Pourquoi est-ce important?

Les sociétés – ouvertes ou fermées – en quête d’un acquéreur feraient bien d’incorporer les enjeux ESG à leur optimisation organisationnelle et à leur gouvernance. On peut y aller d’un renforcement de l’expertise, de la surveillance et de la production de rapports en la matière, ou resserrer le suivi des chaînes d’approvisionnement. L’objectif est de prouver aux acheteurs potentiels qu’en ce qui a trait aux enjeux ESG, votre société joint l’acte à la parole.

Points à considérer 

Les vendeurs voudront savoir où ils se situent par rapport aux critères ESG de certains de leurs acheteurs potentiels. Un grand souci des enjeux ESG peut faire bondir le prix de vente d’une société ou attirer l’attention d’actionnaires ou d’investisseurs stratégiques, surtout dans le secteur des ressources.

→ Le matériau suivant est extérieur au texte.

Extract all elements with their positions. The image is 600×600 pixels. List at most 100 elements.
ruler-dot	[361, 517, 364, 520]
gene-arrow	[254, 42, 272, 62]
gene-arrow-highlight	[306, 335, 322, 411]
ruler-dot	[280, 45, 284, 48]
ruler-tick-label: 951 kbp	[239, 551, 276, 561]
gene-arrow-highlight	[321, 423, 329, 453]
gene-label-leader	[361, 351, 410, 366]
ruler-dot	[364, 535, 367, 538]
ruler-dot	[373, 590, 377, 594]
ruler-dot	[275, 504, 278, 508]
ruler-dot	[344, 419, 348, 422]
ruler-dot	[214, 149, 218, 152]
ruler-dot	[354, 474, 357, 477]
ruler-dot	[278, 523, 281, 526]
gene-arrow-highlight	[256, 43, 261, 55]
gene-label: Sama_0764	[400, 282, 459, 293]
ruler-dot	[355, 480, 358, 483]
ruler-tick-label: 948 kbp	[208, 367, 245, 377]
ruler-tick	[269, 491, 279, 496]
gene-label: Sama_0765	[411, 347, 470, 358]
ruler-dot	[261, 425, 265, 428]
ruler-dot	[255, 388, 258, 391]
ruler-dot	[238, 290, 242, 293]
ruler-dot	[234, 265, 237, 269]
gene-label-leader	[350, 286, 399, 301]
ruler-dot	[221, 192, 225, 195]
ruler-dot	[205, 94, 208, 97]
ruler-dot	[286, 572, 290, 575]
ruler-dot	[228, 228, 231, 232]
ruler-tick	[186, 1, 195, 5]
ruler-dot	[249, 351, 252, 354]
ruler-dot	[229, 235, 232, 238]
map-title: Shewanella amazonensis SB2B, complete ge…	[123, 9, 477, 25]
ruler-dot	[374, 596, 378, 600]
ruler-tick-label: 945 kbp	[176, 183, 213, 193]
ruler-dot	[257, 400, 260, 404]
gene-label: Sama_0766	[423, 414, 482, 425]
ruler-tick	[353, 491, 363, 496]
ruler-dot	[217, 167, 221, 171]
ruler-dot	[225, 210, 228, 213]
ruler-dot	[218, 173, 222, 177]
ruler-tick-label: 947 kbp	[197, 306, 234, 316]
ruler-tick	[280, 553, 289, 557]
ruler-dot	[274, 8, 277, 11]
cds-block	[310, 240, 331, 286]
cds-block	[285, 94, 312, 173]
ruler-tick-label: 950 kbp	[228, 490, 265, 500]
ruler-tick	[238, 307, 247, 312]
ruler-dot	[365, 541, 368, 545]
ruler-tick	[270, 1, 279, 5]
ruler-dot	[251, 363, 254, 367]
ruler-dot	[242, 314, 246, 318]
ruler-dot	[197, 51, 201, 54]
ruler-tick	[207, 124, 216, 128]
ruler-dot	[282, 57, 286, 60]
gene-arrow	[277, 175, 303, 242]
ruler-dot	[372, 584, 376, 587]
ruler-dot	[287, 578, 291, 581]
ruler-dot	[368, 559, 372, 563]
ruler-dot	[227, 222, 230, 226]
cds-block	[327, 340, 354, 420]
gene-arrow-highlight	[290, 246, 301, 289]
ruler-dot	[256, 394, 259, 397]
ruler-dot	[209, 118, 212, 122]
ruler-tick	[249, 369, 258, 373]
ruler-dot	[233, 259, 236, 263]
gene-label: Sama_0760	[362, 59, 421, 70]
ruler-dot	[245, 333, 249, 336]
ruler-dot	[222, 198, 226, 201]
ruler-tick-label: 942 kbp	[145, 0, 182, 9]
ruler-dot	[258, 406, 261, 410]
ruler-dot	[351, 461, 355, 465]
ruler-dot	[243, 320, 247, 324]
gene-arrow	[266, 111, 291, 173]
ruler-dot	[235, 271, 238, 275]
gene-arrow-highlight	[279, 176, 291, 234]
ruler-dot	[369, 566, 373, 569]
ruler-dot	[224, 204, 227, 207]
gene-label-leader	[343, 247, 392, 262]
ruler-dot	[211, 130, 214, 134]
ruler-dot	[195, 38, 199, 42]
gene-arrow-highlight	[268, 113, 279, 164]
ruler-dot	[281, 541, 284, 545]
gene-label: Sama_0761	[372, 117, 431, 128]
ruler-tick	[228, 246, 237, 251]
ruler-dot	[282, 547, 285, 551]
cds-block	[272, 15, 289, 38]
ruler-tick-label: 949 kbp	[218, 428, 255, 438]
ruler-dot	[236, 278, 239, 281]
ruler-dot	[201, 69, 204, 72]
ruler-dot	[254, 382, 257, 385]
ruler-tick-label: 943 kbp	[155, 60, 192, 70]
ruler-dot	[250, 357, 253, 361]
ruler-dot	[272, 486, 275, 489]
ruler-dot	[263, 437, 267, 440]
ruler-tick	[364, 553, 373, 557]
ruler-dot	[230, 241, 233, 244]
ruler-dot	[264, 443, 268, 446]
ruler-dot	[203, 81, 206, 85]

Par exemple, les investisseurs préféreront que les responsables d’un nouveau site minier ou d’un projet similaire comportant un volet communautaire se montrent proactifs et établissent des relations à long terme avec les communautés autochtones (p. ex., en menant des consultations exhaustives et en ouvrant le capital-actions aux communautés touchées). On ne peut plus se contenter de banalités : on doit tenir compte des subtilités.

Le renforcement des engagements ESG doit d’ailleurs gagner d’autres pans de l’économie. De plus en plus, les acheteurs de divers secteurs s’intéressent de près aux indicateurs ESG. Ils scrutent à la loupe, par exemple, les questions de gouvernance, les chaînes d’approvisionnement et les pratiques de diversité et d’inclusion (à la recherche d’équipes de gestion diversifiées). À mesure que les règlements ESG évolueront, l’intérêt ne fera que croître.

 

En vedette… Environnement et changements climatiques

Jonathan Cocker et Kristyn Annis

L’action climatique s’intensifie

Le Règlement sur les combustibles propres est un important programme qui vise à encourager l’utilisation de carburants à faible teneur en carbone et de procédés et technologies à faible émission de carbone dans le secteur du transport. Il a pour principal objectif d’augmenter progressivement la propreté des carburants courants en obligeant les producteurs et les fournisseurs de combustibles fossiles à réduire l’intensité carbonique de leurs produits d’ici 2030. L’un de ses volets déterminants consiste à permettre aux producteurs et aux distributeurs d’obtenir des crédits auprès de tiers – notamment les exploitants d’un réseau de recharge et les producteurs d’hydrogène propre qui se spécialisent dans le remplacement de combustible – afin de réduire concrètement leur empreinte carbone. Il s’accompagne de plus d’un fonds consacré à l’accélération de la production et de l’adoption de carburants à faible teneur en carbone comme l’hydrogène et les biocarburants.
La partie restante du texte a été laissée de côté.